Berachot, chapitre 6. La Mishnah établit que celui qui récite la berachah sur le vin avant la berachah de "Hamotsi" inclut dans sa berachah, et exempte par la force de celle-ci, même le vin qui vient après le repas, à la fin de celui-ci et avant le Birkat Hamazon.
Quand cette loi s'applique-t-elle ?
La règle selon laquelle la berachah sur le vin au début du repas s'applique aussi au vin qui vient après lui, avant le Birkat Hamazon, ne vaut, selon les paroles de la Guemara, que pour le Chabbat et les jours de fête. La raison en est la 'fixation du repas sur le vin' : le Chabbat et les jours de fête, on accorde de l'importance au vin, et l'esprit de la personne est porté à boire du vin même après le repas, c'est pourquoi la berachah sur le vin récitée avant le repas exempte aussi le vin qui vient après lui. Mais le reste de l'année, une nouvelle berachah est requise sur le vin qui suit le repas, car on suppose que l'esprit de la personne n'est pas porté vers du vin supplémentaire. Ce n'est que le Chabbat et les jours de fête, où la supposition est inverse, que le vin qui suit est inclus dans la première berachah.
Parperet - deux explications :
Première explication : la 'parperet' désigne tout aliment consommé en accompagnement du pain : poissons, viandes, légumes et autres mets consommés au cours du repas. Selon cela, la Mishnah dit : celui qui récite la berachah sur la parperet, comme une petite portion servie avant le début effectif du repas (en yiddish : forshpayz), un peu de poisson ou un peu de viande, sa berachah s'applique aussi à la parperet apportée après la fin du repas, avant la récitation du Birkat Hamazon.

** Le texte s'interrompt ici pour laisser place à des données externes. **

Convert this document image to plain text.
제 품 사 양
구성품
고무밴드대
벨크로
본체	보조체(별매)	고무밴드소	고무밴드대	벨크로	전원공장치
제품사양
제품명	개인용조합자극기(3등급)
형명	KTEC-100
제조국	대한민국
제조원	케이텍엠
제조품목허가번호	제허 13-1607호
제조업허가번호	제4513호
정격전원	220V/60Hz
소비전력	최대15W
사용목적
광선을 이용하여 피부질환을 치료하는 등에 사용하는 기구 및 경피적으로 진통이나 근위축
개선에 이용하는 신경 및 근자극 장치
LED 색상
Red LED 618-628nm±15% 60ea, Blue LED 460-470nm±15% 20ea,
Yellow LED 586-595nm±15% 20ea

Deuxième explication : les 'parperaot' sont une sorte de pain dont la berachah est 'Mezonot', comme des biscuits ou des bretzels. Ceux-ci aussi sont inclus dans la loi : celui qui récite la berachah sur eux avant le repas, sa berachah vaut également lorsqu'il les mange après le repas, en guise de dessert.
Le rapport des berachot entre le pain et les parperaot :
Celui qui récite la berachah sur le pain, sa berachah dispense de tout besoin de berachah sur les parperaot, que ce soit selon l'explication où les parperaot sont les mets qui accompagnent le pain, ou selon l'explication où elles sont une sorte de pain dont la berachah est 'Mezonot'.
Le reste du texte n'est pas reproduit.